Musseuw suffered brain damage in 2000 motorcycle accident
Belgian legend says he's a different person since horror crash
Johan Musseuw is said to have suffered brain damage in his August 2000 motorcycle accident, leaving him with “frontal syndrome” which causes personality disorders. The Belgian cycling legend discussed the aftermath of the accident in Belgian magazine Humo this week.
In August 2000, Musseuw was riding his Harley-Davidson along with his wife and son. An car attempted to pass him at the same time that the cyclist started a left hand turn. His wife and son received only minor injuries, but he suffered multiple fractures including his fibula, ribs and eye socket, as well as bleeding in his brain.
'Frontal lobe syndrome' causes behaviour and personality changes, including distraction, restlessness, a lack of inhibitions, and changes in memory.
"Since that crash, I am a different person," Musseuw said. "I knew I had suffered brain damage, but the severity of the case did not dawn on me immediately. I was working on my comeback in the peloton. It was the fibula fracture that had me more worried. "
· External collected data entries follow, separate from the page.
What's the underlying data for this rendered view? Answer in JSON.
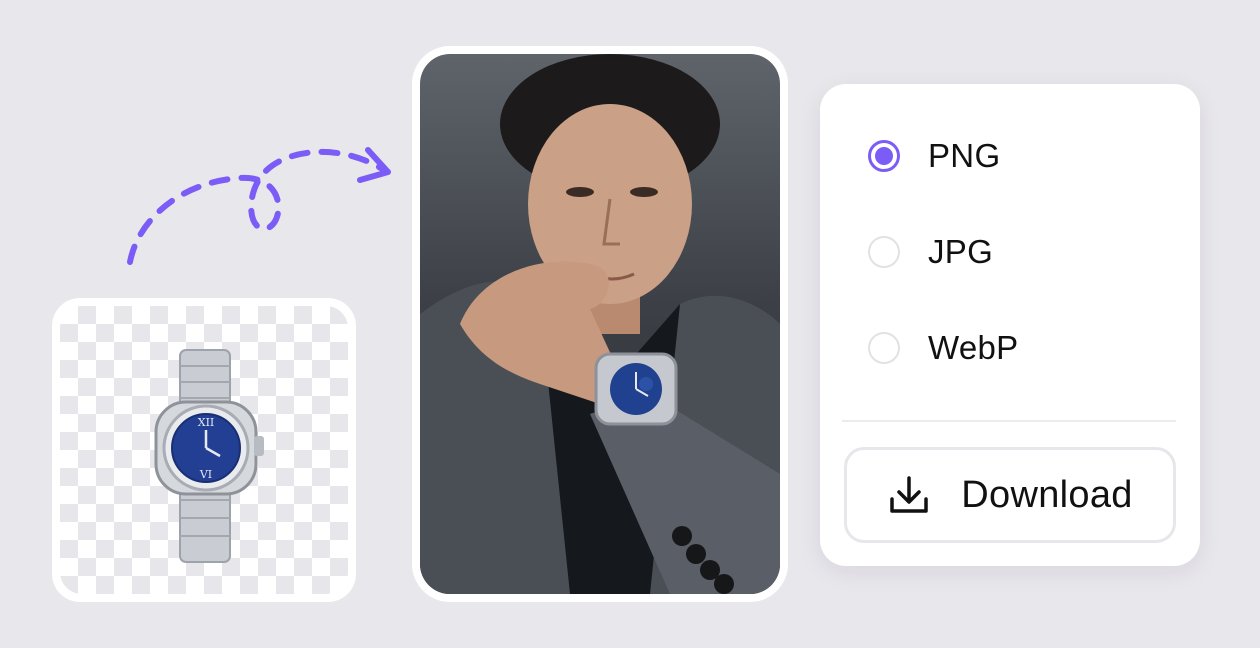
{
  "accent_color": "#7c5cf6",
  "format_options": {
    "items": [
      {
        "label": "PNG",
        "selected": true
      },
      {
        "label": "JPG",
        "selected": false
      },
      {
        "label": "WebP",
        "selected": false
      }
    ]
  },
  "download": {
    "label": "Download",
    "icon": "download-icon"
  },
  "illustrations": {
    "product": "watch-cutout-image",
    "photo": "model-wearing-watch-image",
    "arrow": "dashed-curved-arrow"
  }
}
From the beginning it was clear that there were problems. "At the hospital I did strange things," he said. "I accidentally broke the thumb of a nurse and I called Eddy Merckx to say that I still would participate in the Olympic Games, after the road race has been ridden.
“In other words, I was half gone mad.”
Musseuw refused the drugs and therapy he was offered. "I don't need it, because I now find myself to be a better person than before," he said. "That really totally unrestrained behavior after two years has become normal. I'm a different Johan Musseuw, but I have only good things left over [from his earlier personality]."